Men died for your freedom to worship, you know.
Don’t forget the great debt that you owe.”
I looked up, confused. What should I say?
I looked up and noticed them moving away
My row was now empty, I felt paralyzed
Hearing my family and I being criticized
“She hates our church! She’s such a distraction.”
“You dishonor our faith with your selfish action.”
“Our martyrs and preachers deserve more regard.”
“They’re making it up. They’re life’s not been that hard.”
“She’s so divisive. Excommunicate!”
“I’m disgusted by you. You ingrate.”
All around me, their voices rose
Unfriendly faces, threatening blows
With everyone standing, proud and agreed
The minister stepped in, taking the lead
“If you want our blessings, you cannot show
Disrespect for our cross. Find somewhere else to go.”
I looked to the cross. It stood under a flag.
All our righteousness, just a filthy rag.
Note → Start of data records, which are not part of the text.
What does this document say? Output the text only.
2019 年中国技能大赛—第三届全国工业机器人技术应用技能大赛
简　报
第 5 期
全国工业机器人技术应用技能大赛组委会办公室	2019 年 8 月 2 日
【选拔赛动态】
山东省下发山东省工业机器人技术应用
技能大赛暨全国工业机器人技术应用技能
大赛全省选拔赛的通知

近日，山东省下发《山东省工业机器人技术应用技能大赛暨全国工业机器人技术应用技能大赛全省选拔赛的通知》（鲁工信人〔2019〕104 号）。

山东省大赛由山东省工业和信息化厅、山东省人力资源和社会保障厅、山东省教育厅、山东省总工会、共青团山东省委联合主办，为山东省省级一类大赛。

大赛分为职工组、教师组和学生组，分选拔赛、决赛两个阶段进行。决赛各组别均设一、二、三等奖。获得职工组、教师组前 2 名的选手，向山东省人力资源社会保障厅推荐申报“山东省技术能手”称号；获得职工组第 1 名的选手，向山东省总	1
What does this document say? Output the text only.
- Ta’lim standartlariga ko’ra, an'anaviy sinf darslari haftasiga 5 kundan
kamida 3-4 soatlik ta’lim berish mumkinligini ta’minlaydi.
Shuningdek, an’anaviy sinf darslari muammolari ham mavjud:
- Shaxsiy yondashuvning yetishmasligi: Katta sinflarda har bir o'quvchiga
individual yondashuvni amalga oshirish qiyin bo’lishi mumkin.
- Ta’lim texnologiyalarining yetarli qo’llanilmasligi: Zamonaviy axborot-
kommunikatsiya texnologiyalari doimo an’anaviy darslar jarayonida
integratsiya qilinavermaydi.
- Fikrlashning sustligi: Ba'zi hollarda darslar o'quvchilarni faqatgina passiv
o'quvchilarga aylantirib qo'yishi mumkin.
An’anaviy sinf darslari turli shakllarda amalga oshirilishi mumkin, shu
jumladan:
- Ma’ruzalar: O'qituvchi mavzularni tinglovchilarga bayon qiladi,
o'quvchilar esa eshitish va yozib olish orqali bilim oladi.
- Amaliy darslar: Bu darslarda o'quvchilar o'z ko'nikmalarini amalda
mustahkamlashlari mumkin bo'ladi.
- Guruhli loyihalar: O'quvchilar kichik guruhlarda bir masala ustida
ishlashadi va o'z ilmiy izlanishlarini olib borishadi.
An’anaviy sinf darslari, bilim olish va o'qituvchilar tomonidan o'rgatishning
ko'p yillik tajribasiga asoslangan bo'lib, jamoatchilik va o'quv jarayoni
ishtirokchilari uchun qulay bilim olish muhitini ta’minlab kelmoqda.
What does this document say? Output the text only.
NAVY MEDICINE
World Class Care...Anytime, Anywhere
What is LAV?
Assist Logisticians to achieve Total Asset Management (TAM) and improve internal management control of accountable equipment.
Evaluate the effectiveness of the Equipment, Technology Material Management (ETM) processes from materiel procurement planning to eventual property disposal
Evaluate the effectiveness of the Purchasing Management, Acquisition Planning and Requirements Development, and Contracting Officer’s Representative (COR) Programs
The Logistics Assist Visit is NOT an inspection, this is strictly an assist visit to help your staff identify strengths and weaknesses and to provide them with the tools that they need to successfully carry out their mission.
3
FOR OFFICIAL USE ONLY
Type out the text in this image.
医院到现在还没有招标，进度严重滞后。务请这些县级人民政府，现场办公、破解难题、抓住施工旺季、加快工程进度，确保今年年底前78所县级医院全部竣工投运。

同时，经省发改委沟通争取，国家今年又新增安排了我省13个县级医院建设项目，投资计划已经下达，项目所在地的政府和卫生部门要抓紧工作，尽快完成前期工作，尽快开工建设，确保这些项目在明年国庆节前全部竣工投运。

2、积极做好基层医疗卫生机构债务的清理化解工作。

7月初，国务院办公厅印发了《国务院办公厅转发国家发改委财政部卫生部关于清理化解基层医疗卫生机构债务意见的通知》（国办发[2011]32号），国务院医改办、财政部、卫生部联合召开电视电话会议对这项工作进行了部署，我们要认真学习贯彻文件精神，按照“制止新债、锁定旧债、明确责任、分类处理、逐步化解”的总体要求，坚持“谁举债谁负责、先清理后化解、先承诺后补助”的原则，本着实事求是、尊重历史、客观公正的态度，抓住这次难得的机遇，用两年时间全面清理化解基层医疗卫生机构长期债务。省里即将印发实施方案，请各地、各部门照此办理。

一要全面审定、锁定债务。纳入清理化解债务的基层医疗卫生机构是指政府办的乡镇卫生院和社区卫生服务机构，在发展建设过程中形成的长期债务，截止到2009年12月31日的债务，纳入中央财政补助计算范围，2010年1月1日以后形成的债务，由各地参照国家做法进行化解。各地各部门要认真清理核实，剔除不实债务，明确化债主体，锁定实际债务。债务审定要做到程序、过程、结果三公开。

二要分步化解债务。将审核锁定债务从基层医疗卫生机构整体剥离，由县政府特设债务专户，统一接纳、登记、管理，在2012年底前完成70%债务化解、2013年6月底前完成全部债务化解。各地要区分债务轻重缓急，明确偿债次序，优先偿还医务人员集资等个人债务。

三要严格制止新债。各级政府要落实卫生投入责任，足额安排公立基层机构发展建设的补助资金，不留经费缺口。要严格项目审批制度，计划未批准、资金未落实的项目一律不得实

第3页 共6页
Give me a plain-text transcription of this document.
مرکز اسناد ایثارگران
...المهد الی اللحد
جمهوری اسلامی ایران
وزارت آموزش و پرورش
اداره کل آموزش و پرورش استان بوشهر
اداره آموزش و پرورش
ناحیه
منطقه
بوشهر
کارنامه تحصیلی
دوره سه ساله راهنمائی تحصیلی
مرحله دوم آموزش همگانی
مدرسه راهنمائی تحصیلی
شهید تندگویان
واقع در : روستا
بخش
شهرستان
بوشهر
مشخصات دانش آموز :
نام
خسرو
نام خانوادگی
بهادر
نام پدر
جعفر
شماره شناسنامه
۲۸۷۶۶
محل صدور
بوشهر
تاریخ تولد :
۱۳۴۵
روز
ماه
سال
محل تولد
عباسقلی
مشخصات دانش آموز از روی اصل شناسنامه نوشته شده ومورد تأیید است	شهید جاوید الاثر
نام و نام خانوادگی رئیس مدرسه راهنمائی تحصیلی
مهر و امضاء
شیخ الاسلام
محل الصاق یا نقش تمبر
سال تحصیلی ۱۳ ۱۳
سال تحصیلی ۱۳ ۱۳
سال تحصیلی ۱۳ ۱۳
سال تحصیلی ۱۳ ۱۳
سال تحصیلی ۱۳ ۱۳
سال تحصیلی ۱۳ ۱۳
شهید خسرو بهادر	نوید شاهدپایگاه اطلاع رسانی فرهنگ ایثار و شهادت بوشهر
Did I really come to church today?
I then saw a stranger coming my way
This outsider got close, leaned down and questioned
“What can I do? How I can lessen
The soul-crushing pain you’re trying to hold?”
The people now silenced by an action so bold
As he slipped to the ground, taking a knee
“You’re not alone anymore. When you bleed, I bleed.”
NOTES: I wrote this feeling disoriented by an outrage I couldn’t understand. I had once failed to stand for a patriotic song during a worship service and the backlash shocked me. How would Christ would respond to kneeling athletes? To what are we pledging our allegiance, exactly? At what cost? These are thoughts that webbed in my heart and then spilled out.